Sheila Grant Profile Pic

Sheila Grant, professor of Bioengineering and the College of Engineering’s associate dean of research, recently was selected as a National Academy of Inventors Fellow.

Sheila Grant’s extensive work in the areas of sensors and biomaterials has led to the formation of companies, cutting-edge research breakthroughs, patents and more. And all of that success has led to yet another world-class accolade.

Grant, professor of Bioengineering and the College of Engineering’s associate dean of research, recently was selected as a National Academy of Inventors Fellow. NAI Fellows are members of a prestigious group that holds more than 32,000 U.S. patents, has created more than 9,400 technologies and/or companies and has generated nearly $140 billion in revenue from their discoveries. The 912 Fellows represent some of the globe’s most well-renowned universities and research institutes.

“It feels so good to know that all that hard work pays off,” Grant explained. “And an award like this, it’s not just me. It’s a lot of us who’ve worked together — my grad students, undergraduate students and my collaborators. It’s all of us working together.”

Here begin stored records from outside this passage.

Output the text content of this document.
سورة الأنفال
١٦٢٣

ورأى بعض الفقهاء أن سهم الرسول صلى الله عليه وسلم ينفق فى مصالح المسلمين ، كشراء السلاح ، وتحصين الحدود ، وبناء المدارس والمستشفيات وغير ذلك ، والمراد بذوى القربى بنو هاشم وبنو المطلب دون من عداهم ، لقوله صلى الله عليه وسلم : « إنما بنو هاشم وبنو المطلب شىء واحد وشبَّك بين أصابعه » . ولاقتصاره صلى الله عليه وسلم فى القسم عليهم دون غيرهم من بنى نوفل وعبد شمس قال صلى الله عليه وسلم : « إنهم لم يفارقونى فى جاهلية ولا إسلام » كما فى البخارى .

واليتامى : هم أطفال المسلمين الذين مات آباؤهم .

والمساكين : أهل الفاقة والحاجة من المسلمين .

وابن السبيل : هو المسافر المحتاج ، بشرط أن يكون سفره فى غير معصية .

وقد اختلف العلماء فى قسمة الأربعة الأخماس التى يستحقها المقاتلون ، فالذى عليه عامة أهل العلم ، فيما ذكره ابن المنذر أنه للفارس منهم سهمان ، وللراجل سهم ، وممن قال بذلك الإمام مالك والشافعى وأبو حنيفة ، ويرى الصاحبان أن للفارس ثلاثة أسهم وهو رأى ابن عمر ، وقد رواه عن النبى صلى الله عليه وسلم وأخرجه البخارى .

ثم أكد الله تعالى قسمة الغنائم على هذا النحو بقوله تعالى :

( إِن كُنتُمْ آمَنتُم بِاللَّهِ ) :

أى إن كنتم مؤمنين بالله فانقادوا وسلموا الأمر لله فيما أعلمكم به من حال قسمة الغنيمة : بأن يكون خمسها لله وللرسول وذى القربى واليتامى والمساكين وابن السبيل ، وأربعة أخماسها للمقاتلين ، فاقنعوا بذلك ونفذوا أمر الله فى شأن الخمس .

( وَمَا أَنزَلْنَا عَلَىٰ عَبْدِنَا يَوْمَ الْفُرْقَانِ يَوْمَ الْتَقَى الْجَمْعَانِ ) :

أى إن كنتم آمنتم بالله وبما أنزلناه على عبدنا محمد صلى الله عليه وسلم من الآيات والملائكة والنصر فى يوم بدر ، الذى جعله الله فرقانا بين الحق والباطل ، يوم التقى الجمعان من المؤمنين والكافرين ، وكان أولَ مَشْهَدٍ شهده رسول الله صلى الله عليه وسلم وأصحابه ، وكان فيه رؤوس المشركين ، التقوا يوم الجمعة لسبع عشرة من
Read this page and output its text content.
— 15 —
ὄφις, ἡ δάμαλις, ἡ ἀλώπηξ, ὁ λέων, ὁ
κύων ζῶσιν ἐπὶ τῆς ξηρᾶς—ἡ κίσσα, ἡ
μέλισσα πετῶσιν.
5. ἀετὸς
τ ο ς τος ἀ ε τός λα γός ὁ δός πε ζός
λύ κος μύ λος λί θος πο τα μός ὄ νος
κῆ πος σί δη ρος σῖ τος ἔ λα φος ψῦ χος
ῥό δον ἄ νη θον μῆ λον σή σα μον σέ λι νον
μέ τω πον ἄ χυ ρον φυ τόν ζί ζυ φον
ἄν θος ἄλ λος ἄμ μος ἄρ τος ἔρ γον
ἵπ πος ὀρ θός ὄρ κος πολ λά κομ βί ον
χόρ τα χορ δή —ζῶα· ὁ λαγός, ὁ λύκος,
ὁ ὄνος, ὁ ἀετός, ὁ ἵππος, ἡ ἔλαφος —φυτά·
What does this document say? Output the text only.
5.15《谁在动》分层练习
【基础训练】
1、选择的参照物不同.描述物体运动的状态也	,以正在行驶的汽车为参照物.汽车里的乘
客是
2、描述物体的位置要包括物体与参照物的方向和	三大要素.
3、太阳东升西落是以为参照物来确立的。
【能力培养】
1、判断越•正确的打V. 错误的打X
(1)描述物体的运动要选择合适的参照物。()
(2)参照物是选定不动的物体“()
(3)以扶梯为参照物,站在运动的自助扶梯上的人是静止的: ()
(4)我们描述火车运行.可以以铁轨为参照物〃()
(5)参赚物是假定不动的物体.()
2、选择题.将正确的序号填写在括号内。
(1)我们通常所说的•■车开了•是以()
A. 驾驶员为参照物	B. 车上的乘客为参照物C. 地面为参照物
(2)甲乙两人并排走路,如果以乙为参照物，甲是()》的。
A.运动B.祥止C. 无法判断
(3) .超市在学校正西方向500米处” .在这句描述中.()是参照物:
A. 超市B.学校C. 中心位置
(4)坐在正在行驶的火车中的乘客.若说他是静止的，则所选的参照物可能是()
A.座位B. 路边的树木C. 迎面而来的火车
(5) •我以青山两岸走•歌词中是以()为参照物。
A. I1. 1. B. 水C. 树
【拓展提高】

Institutions which have NAI chapters are allowed to nominate members for selection as Fellows. Those nominees are then voted on by the NAI Fellows Selection Committee. Potential Fellows must be affiliated with an academic entity and must be named inventors on a U.S. patent. Fellows are considered among the most prolific innovators from academia, helping bring to life inventions with “a tangible impact on quality of life, economic development and the welfare of society.”

Grant said it was nice to be thought of in such a way by her peers in the field and hopes that having another NAI Fellow will help boost the reputation of both Mizzou and the College of Engineering. Given how difficult success can be in this field, she’s taking nothing for granted.

“It’s almost an unbelievable feeling when you do achieve something,” she said. “We’re used to disappointment, not getting a proposal funded or research going not the way you like. So when we do have success, we have to celebrate.”